The uncomfortable silence between them lengthened.

Travis studied her with narrowed eyes. “What have you heard about what’s been going on?” he asked curiously.

“In legal circles? Not much … except whatever you did to vault you off the fast track was being kept very hush-hush by the senior partners.”

Travis locked gazes with her. He rested a callused hand on his thigh in a move that wasn’t quite as easy and relaxed as it seemed. “Well, that’s no longer the case.” He exhaled roughly, lips taut. “As of yesterday, the senior partners are letting it be known all over Houston that they are as disappointed in me as my former client is, and they are going to be helping her in the lawsuit being waged against me.”

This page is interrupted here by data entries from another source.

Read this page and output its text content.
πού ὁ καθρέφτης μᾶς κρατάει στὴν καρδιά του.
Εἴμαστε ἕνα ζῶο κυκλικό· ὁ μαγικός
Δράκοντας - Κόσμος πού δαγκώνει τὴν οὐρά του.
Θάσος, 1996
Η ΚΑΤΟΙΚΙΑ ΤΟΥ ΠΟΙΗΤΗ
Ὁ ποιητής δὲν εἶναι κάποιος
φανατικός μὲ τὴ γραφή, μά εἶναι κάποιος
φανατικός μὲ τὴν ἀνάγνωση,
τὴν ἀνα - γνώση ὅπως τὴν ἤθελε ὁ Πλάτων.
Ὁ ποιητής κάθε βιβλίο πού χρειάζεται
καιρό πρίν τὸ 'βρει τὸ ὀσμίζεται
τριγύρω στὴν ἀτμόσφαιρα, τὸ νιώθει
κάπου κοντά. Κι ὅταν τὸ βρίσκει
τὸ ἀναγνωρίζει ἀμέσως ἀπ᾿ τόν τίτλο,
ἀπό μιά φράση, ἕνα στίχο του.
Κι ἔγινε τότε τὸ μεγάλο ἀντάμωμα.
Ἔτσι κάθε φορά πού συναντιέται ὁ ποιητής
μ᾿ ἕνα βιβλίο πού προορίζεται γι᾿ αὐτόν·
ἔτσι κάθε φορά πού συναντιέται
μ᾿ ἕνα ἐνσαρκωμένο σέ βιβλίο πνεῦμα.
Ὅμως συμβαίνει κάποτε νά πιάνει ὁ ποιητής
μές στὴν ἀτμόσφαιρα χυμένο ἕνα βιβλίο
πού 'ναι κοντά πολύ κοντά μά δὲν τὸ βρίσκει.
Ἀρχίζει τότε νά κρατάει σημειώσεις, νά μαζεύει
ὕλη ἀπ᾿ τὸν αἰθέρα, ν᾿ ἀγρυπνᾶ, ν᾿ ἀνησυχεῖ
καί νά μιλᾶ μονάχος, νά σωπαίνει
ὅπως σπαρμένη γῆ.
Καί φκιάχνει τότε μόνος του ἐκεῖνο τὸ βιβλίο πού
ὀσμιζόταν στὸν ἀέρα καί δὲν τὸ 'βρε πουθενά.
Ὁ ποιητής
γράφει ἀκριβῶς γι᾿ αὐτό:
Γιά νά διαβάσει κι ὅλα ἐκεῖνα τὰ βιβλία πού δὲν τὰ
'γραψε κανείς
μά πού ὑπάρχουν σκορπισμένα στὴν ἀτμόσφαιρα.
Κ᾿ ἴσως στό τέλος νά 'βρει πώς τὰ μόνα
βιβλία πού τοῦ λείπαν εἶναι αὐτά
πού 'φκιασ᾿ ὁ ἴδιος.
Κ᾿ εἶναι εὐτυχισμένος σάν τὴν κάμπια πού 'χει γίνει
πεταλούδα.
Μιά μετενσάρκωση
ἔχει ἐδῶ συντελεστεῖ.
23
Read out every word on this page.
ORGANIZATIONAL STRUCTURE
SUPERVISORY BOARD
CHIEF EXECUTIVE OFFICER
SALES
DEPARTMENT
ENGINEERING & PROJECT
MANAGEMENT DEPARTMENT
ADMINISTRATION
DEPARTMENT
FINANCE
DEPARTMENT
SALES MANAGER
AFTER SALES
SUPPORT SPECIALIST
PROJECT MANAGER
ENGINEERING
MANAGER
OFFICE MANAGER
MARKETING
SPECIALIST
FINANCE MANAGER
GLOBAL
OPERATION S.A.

Not good. Not good at all. “In return for keeping Haverty, Brockman & Roberts from being sued, as well?” Liz guessed.

Travis’s eyes hardened. “Sacrificing me is the only way they can protect the firm and keep Olympia Herndon’s business.”

Liz studied him with the same reserve she would have used with any other client. “Why ask me to represent you? Why not go to another big firm—maybe even an HB&R rival—back in Houston?” There were always competitors eager to take another law firm down a notch.

That was the more logical route to go.

But, apparently, not to him.

Travis faced her boldly, his annoyance at having to explain himself evident. “Everything I have worked for is on the line. I need an attorney I can trust, someone strong and savvy enough to handle this. And you’ve got a reputation for finding out-of-court solutions where there seem to be none.”

That was true. Although, out of courtesy, Liz felt duty-bound to point out, “Your malpractice insurance company can do that for you, Travis.”

He grimaced. “They’re interested in making the problem go away via a large cash settlement that will not only raise my rates but make it look as if I did something wrong, when I didn’t. I want to come out of this with my professional reputation intact.”

“So you’re asserting that there is no validity to any of the charges against you?”